When your child is approaching school age, there tends to be an intensive period of looking into schooling. Which school is the right one for my child, which school provides the best facilities, echo’s the values you believe in, and of course is the best value for money. However when it comes to after school activities, there appears to be a significant drop in responsibility.

Principles and values:

In the past few years martial arts schools have received some bad press due to issues of street violence, bullying and of course the zero tolerance policies in schools.

There will always be bad apples, but this does not mean that martial arts have little value, in fact it’s quite the opposite.

The general misunderstanding is that martial arts makes kids violent, or provides them with the tools to become more dangerous in physicality. However, if taught correctly the focus in the teaching of martial arts is around core values and principles, such as perseverance, courtesy and self-control. In addition to this it also addresses areas of cognitive development, fine and gross motor skills, and creative thinking.

It’s these values that define a martial art as well as it’s practitioners, and therefore if the parent does not find out what the values of what their child is learning hour after hour each week the results can be confronting. I know of many martial arts school’s who prohibit parents from watching classes, although I know that  not all the reasons for this are negative, it still doesn’t build confidence.

As a parent I strongly recommend watching your child train, not only does this provide you with the skills and knowledge to assist your child in their development in their new activity, but also give you a greater understanding of what your child gains from the training.

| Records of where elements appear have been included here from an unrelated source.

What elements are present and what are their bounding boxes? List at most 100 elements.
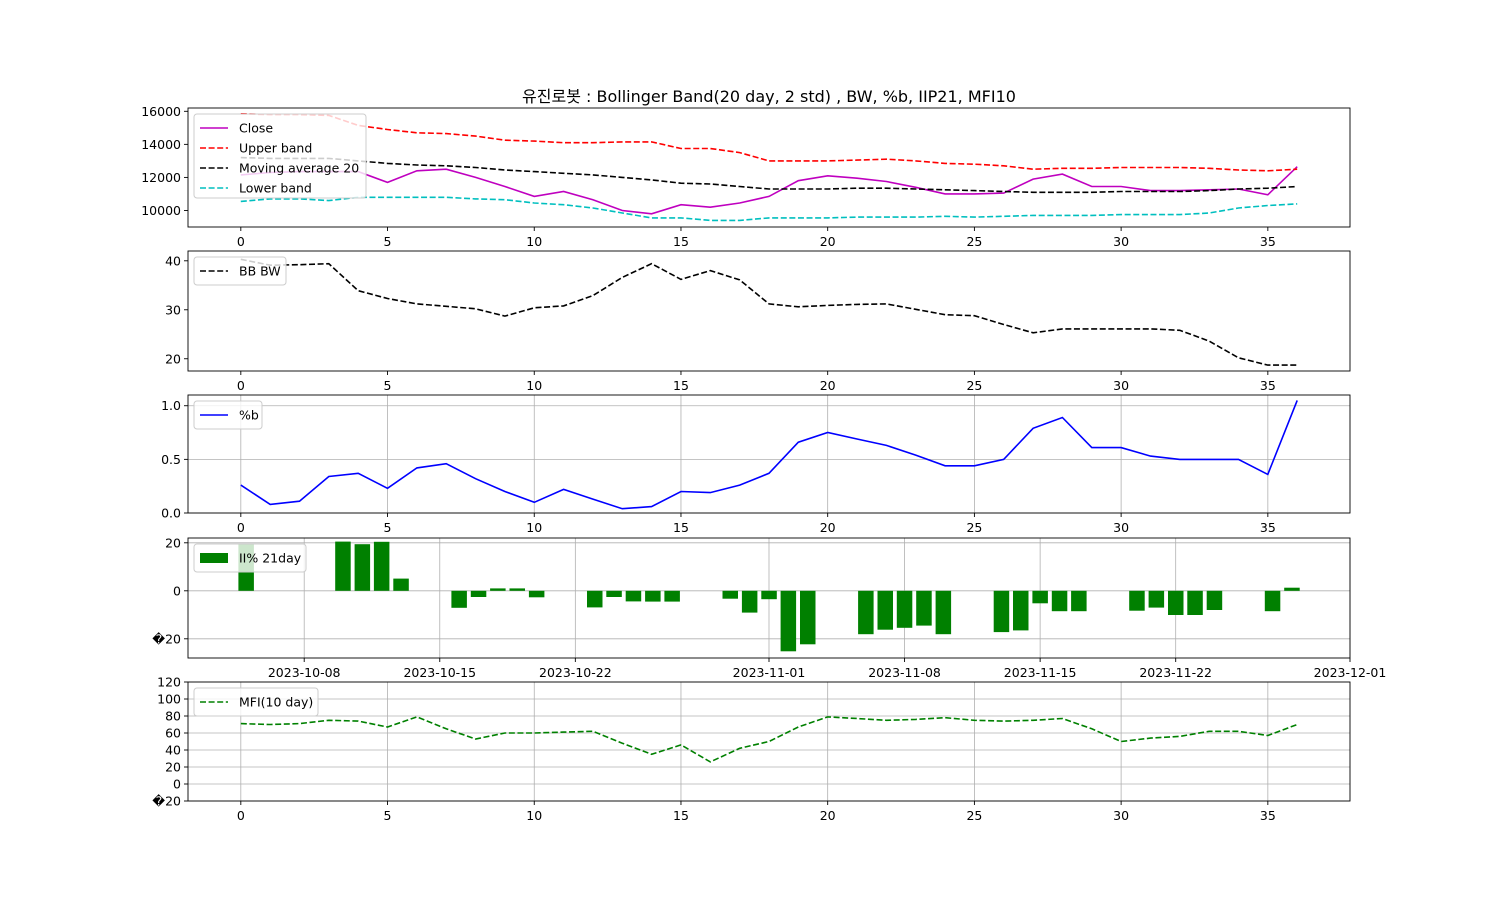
x-tick-label: 2023-11-22 [1139, 665, 1212, 680]
legend-entry: II% 21day [239, 551, 302, 566]
percent-b-panel: 0 5 10 15 20 25 30 35 0.0 0.5 1.0 %b [161, 394, 1351, 535]
x-tick-label: 20 [820, 520, 836, 535]
y-tick-label: 12000 [141, 170, 181, 185]
bar [1129, 590, 1145, 611]
series-line-mfi-0 [240, 716, 1298, 763]
legend: %b [193, 400, 263, 430]
bar [877, 590, 893, 630]
x-tick-label: 10 [526, 520, 542, 535]
x-tick-label: 25 [966, 378, 982, 393]
y-tick-label: 20 [165, 535, 181, 550]
legend-entry: %b [239, 408, 259, 423]
bar [470, 590, 487, 597]
bb-bw-panel: 0 5 10 15 20 25 30 35 20 30 40 BB BW [165, 250, 1351, 393]
series-line-bollinger-2 [240, 156, 1298, 194]
plot-frame [187, 250, 1351, 372]
y-tick-label: 40 [165, 253, 181, 268]
bar [1032, 590, 1048, 604]
x-tick-label: 2023-11-15 [1004, 665, 1077, 680]
x-tick-label: 30 [1113, 234, 1129, 249]
x-tick-label: 2023-11-01 [733, 665, 806, 680]
bar [741, 590, 758, 613]
x-tick-label: 10 [526, 808, 542, 823]
bar [1013, 590, 1029, 631]
legend-swatch [200, 553, 228, 563]
x-tick-label: 20 [820, 808, 836, 823]
x-tick-label: 5 [384, 520, 392, 535]
x-tick-label: 15 [673, 808, 689, 823]
bar [509, 588, 525, 591]
legend-entry: Moving average 20 [239, 161, 359, 176]
y-tick-label: 30 [165, 302, 181, 317]
legend-entry: MFI(10 day) [239, 695, 313, 710]
y-tick-label: 16000 [141, 104, 181, 119]
bollinger-panel: 0 5 10 15 20 25 30 35 10000 12000 14000 16000 Close U… [141, 104, 1351, 249]
bar [993, 590, 1010, 633]
plot-frame [187, 107, 1351, 228]
y-tick-label: 80 [165, 709, 181, 724]
bar [1264, 590, 1281, 612]
bar [935, 590, 952, 635]
x-tick-label: 15 [673, 378, 689, 393]
legend: BB BW [193, 256, 287, 286]
x-tick-label: 0 [237, 378, 245, 393]
bar [800, 590, 816, 645]
x-tick-label: 25 [966, 234, 982, 249]
y-tick-label: 20 [165, 351, 181, 366]
x-tick-label: 35 [1260, 234, 1276, 249]
y-tick-label: 100 [157, 692, 181, 707]
bar [722, 590, 738, 599]
x-tick-label: 0 [237, 234, 245, 249]
bar [490, 588, 506, 591]
legend-entry: Lower band [239, 181, 312, 196]
y-tick-label: 120 [157, 675, 181, 690]
ii-percent-panel: 2023-10-08 2023-10-15 2023-10-22 2023-11-01… [152, 535, 1386, 680]
legend-entry: BB BW [239, 264, 281, 279]
legend: II% 21day [193, 543, 307, 573]
y-tick-label: 0.0 [161, 506, 181, 521]
bar [645, 590, 661, 602]
bar [335, 541, 351, 591]
legend: Close Upper band Moving average 20 Lower ba… [193, 113, 367, 199]
x-tick-label: 30 [1113, 378, 1129, 393]
y-tick-label: 60 [165, 726, 181, 741]
legend-box [193, 687, 319, 717]
bar [1187, 590, 1203, 615]
y-tick-label: 0.5 [161, 452, 181, 467]
x-tick-label: 2023-10-22 [539, 665, 612, 680]
series-line-bollinger-3 [240, 196, 1298, 222]
x-tick-label: 20 [820, 234, 836, 249]
bar [1071, 590, 1087, 612]
legend-entry: Upper band [239, 141, 312, 156]
bar [858, 590, 874, 635]
bar [606, 590, 622, 597]
x-tick-label: 30 [1113, 520, 1129, 535]
mfi-panel: 0 5 10 15 20 25 30 35 �20 0 20 40 60 80 100 120 MFI(10 d… [152, 675, 1351, 823]
x-tick-label: 35 [1260, 378, 1276, 393]
bar [373, 541, 390, 591]
legend-box [193, 113, 367, 199]
y-tick-label: 0 [173, 583, 181, 598]
legend-box [193, 543, 307, 573]
x-tick-label: 2023-10-15 [403, 665, 476, 680]
x-tick-label: 35 [1260, 520, 1276, 535]
plot-frame [187, 681, 1351, 802]
y-tick-label: 40 [165, 743, 181, 758]
x-tick-label: 30 [1113, 808, 1129, 823]
x-tick-label: 2023-12-01 [1314, 665, 1387, 680]
x-tick-label: 0 [237, 520, 245, 535]
bar [1051, 590, 1068, 612]
x-tick-label: 35 [1260, 808, 1276, 823]
x-tick-label: 25 [966, 520, 982, 535]
chart-title: 유진로봇 : Bollinger Band(20 day, 2 std) , B… [522, 87, 1016, 106]
bar [354, 544, 371, 591]
y-tick-label: 0 [173, 777, 181, 792]
bar [664, 590, 680, 602]
x-tick-label: 2023-11-08 [868, 665, 941, 680]
x-tick-label: 2023-10-08 [268, 665, 341, 680]
series-line-percent-b-0 [240, 400, 1298, 510]
y-tick-label: �20 [152, 631, 181, 646]
bar [528, 590, 545, 598]
bar [1284, 587, 1300, 591]
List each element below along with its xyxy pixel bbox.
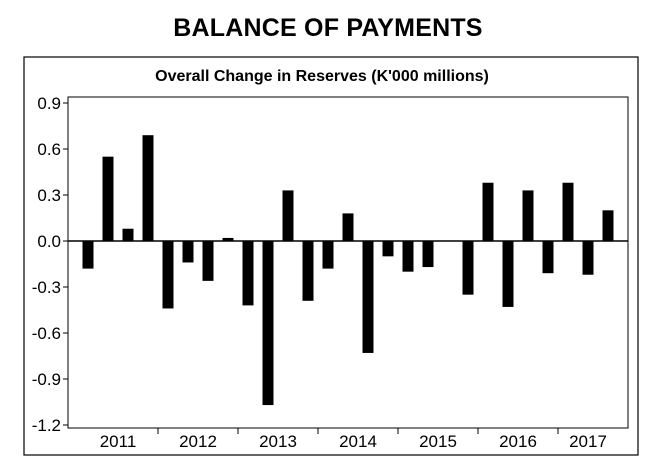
bar: [422, 241, 434, 268]
y-tick-label: -0.3: [32, 278, 61, 297]
bar: [522, 190, 534, 241]
y-tick-label: -0.9: [32, 370, 61, 389]
bar: [302, 241, 314, 301]
x-tick-label: 2012: [179, 432, 217, 451]
x-tick-label: 2011: [100, 432, 137, 451]
bar: [282, 190, 294, 241]
x-tick-label: 2013: [259, 432, 297, 451]
bar: [482, 182, 494, 241]
bars: [82, 135, 614, 406]
bar: [542, 241, 554, 274]
bar: [122, 228, 134, 241]
y-tick-label: 0.3: [37, 186, 61, 205]
bar: [222, 237, 234, 241]
bar: [102, 156, 114, 241]
y-tick-label: -1.2: [32, 416, 61, 435]
page-title: BALANCE OF PAYMENTS: [173, 14, 483, 42]
y-tick-label: 0.9: [37, 94, 61, 113]
bar: [202, 241, 214, 281]
bar: [462, 241, 474, 295]
bar: [502, 241, 514, 307]
bar: [342, 213, 354, 241]
bar: [162, 241, 174, 309]
bar: [362, 241, 374, 353]
bar: [402, 241, 414, 272]
bar: [562, 182, 574, 241]
y-tick-label: 0.6: [37, 140, 61, 159]
x-tick-label: 2015: [419, 432, 457, 451]
bar: [382, 241, 394, 257]
x-tick-label: 2016: [499, 432, 537, 451]
bar: [262, 241, 274, 406]
bar: [182, 241, 194, 263]
y-tick-label: 0.0: [37, 232, 61, 251]
bar: [82, 241, 94, 269]
bar: [582, 241, 594, 275]
y-tick-label: -0.6: [32, 324, 61, 343]
bar: [142, 135, 154, 241]
bar: [602, 210, 614, 241]
bar: [242, 241, 254, 306]
bar: [322, 241, 334, 269]
x-tick-label: 2017: [569, 432, 607, 451]
x-axis: 2011 2012 2013 2014 2015 2016 2017: [100, 428, 607, 451]
chart-subtitle: Overall Change in Reserves (K'000 millio…: [155, 68, 489, 85]
x-tick-label: 2014: [339, 432, 377, 451]
y-axis: 0.9 0.6 0.3 0.0 -0.3 -0.6 -0.9 -1.2: [32, 94, 68, 435]
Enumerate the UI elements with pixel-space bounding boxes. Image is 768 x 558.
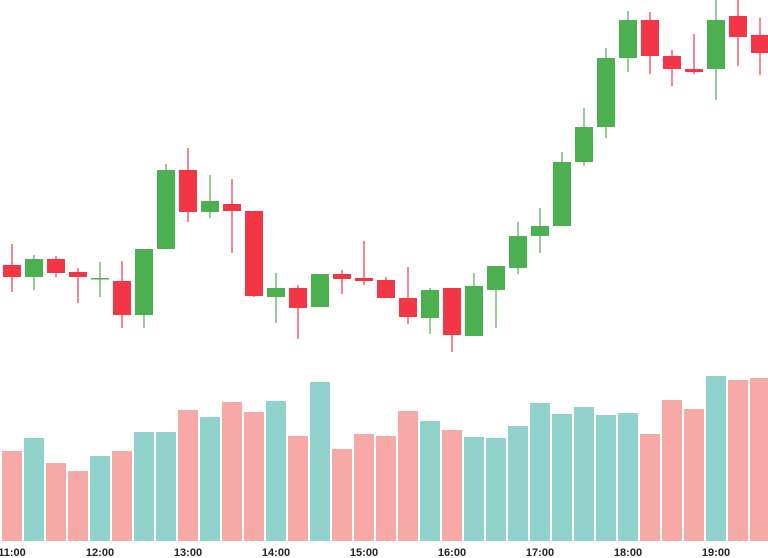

For those parents willing to take the extra step, I strongly recommend training along side your child. This not only provides you with first hand experience of what your child is learning, but gives you high quality structured parenting time, as well as provides them with and exemplary role model that few children seem to have today, a parent that leads by example.

I receive many call’s from parents asking what martial art is best for their child, my general response is “it’s doesn’t matter, if it is taught right”. The same analogy can be said in reverse, as you could find the best martial art for your child’s body type, but have a terrible teacher who has questionable values. Much like at school, a great teacher can produce a great student, but you have to find them, and this often involves looking around and seeking references.

We are fortunate to have some great martial arts school’s on offer in the Northern beaches, many offering family classes, so do your research.

As a parent seeking to have your child take part in a martial arts activity or school my advice is the following:

Speak to instructors regarding the values and principles taught.

Talk to parents who have children training at the martial arts school.

Ask if the school is accredited and or certified.

Syllabus structure.

Check that there is a first aid box and trained first aid staff.

Martial art is in essence a way of building character through physical training. Bullies have always been around and do not need to have trained in martial arts to be effective. But “ Good” martial arts training can save your child from being bullied.

As I say to my students, “Wearing a black belt does not make you a good person, but being a black belt does”.